Implementation guide¶
Status: Alpha — living handoff document for Phase 1 foundation work. Last Updated: 2026-05-30 Audience: Engineers continuing vworkspace-operator development.
This document breaks Phase 1 into continuable sub-phases, defines acceptance criteria, and explains how to resume work on any day. It complements ROADMAP.md (milestones) and project-layout.md (directory contract).
Source of truth¶
| Topic | Document |
|---|---|
| Product design | ODOO_K8S_APPLICATION_MANAGER_OPERATOR.md |
| ApplicationInstance API | docs/api/application-instance.md |
| Operation API | docs/api/operation.md |
| Conditions | docs/api/conditions.md |
| Pull-mode protocol | docs/connectivity/job-protocol.md |
| ADRs | docs/adr/README.md |
Phase breakdown¶
Phase 1a — Scaffold and CRDs (done)¶
Goal: Runnable Kubebuilder project with typed CRDs and generated manifests.
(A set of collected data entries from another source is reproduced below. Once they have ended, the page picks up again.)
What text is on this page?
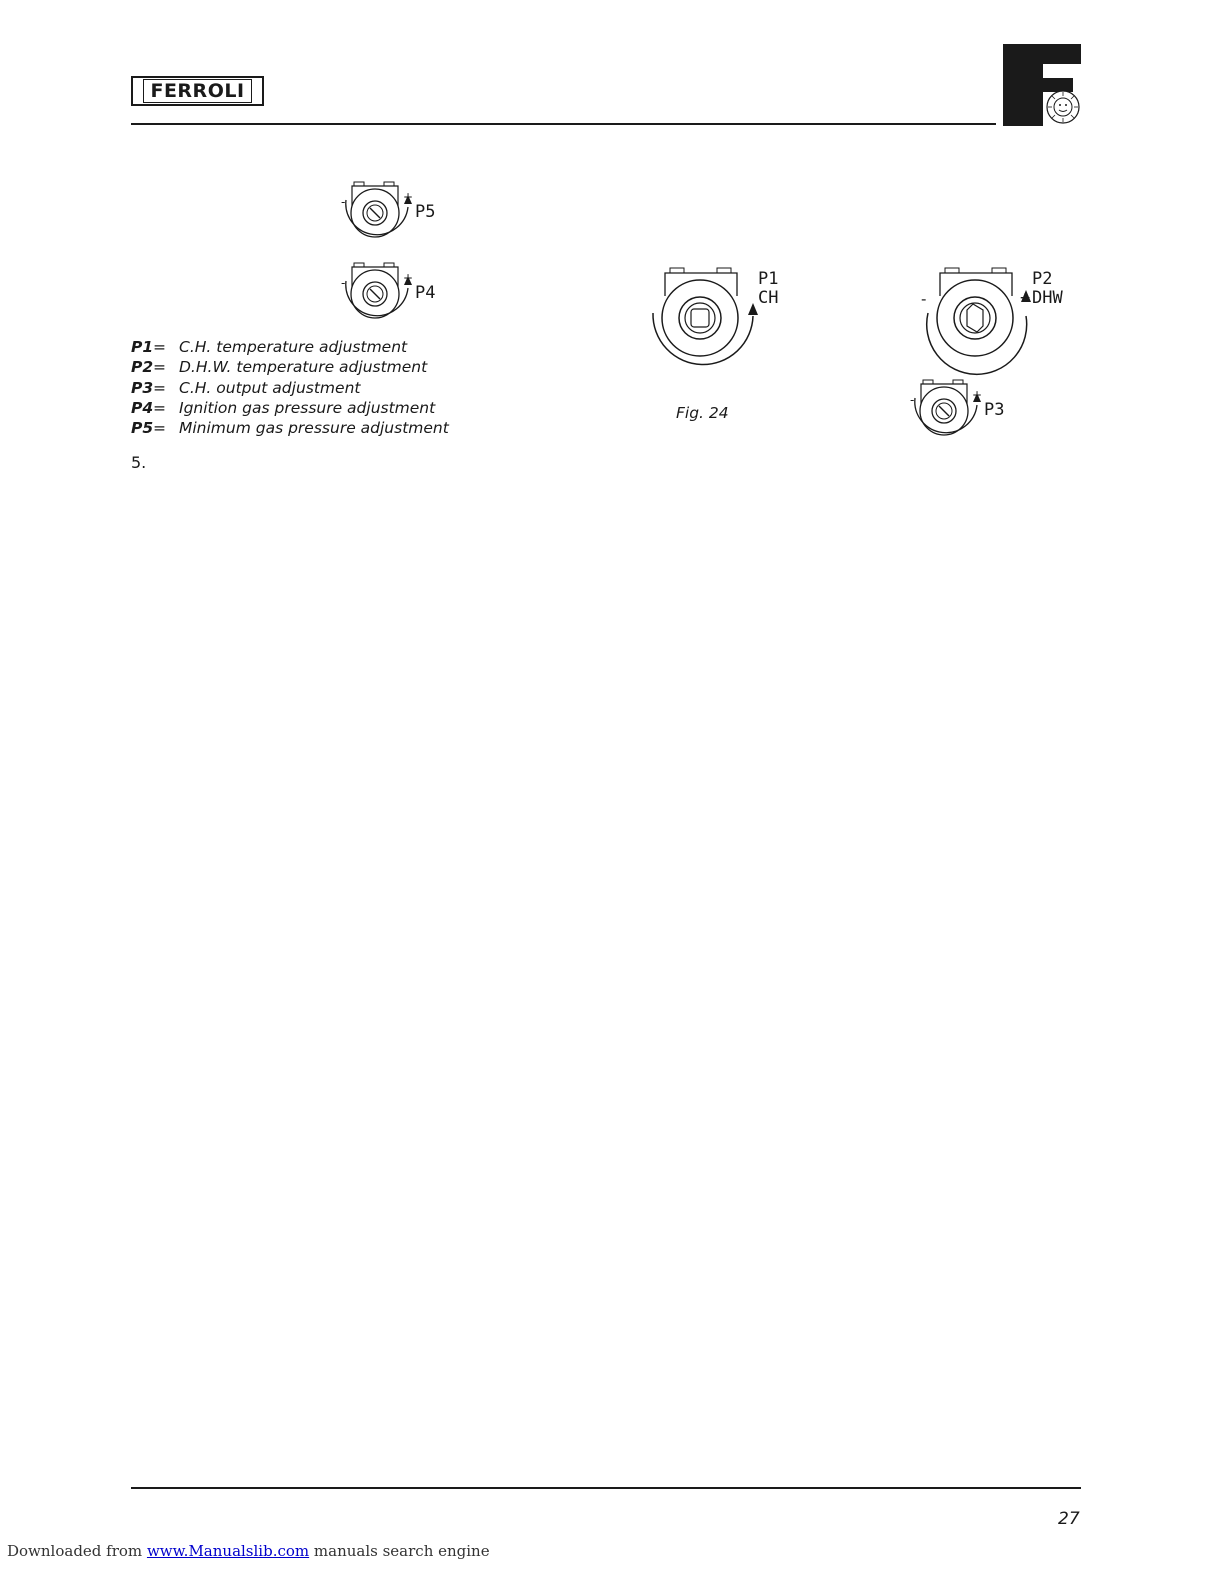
FERROLI
-	+
P5
-	+
P4
P1 = C.H. temperature adjustment
P2 = D.H.W. temperature adjustment
P3 = C.H. output adjustment
P4 = Ignition gas pressure adjustment
P5 = Minimum gas pressure adjustment
5.
P1
CH
Fig. 24
-
P2
+ DHW
-	+
P3
27
Downloaded from www.Manualslib.com manuals search engine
| Deliverable | Path | Status |
|---|---|---|
| Go module | go.mod, go.sum |
Done |
| ApplicationInstance types | api/apps/v1alpha1/ |
Done |
| Operation + Cluster types | api/ops/v1alpha1/ |
Done |
| Generated CRDs | config/crd/bases/*.yaml |
Done |
| Kustomize install layout | config/default/, config/manager/, config/rbac/ |
Done |
| Makefile / Dockerfile / CI | Makefile, Dockerfile, .github/workflows/ci.yml |
Done |
| Condition helpers | internal/conditions/ |
Done |
| Label constants | internal/labels/ |
Done |
Acceptance criteria: met (make test, ./hack/verify-generated.sh).
Phase 1b — Reconcilers, engines, and Pull-mode agent (done)¶
Goal: Idempotent reconciliation with interface-driven engines and a working Pull-mode job loop.
| Deliverable | Path | Status |
|---|---|---|
| ApplicationInstance reconciler | internal/controller/applicationinstance_controller.go |
MVP |
| Operation reconciler | internal/controller/operation_controller.go |
MVP |
| Cluster reconciler | internal/controller/cluster_controller.go |
MVP (heartbeat) |
| Flux Helm engine | internal/helmengine/flux.go |
MVP (+ secretRef/configMapRef) |
| Helm upgrade engine | internal/engines/helm.go |
MVP |
| Velero engine | internal/engines/velero.go |
MVP |
| Engine registry | internal/engines/registry.go |
Done |
| Agent credential loader | internal/agent/credentials.go |
Done |
| Job applier (SSA) | internal/agent/applier.go |
Done |
| Agent poller | internal/agent/poller.go |
Done |
| Event batcher | internal/agent/events.go |
Done |
Wire agent in cmd/main.go |
flags + goroutines | Done |
| Docker Hub publish | .github/workflows/ci.yml docker job |
Done |
Acceptance criteria
- [x] Applying a valid
ApplicationInstancecreatesHelmRelease+ chart source (Flux). - [x] Invalid spec sets
Blocked=Truewithout panicking. - [x]
Operationwithengine: velerocreatesvelero.io/Backup. - [x] Pull-mode
apply/delete/intentjobs applied with field managervworkspace-agent. - [x] Idempotent replay via
idempotencyKey. - [x]
values.secretRef/values.configMapRefresolved into HelmRelease values. - [x] Agent enabled via
--agent-enabledand credentials Secret or flags. - [x]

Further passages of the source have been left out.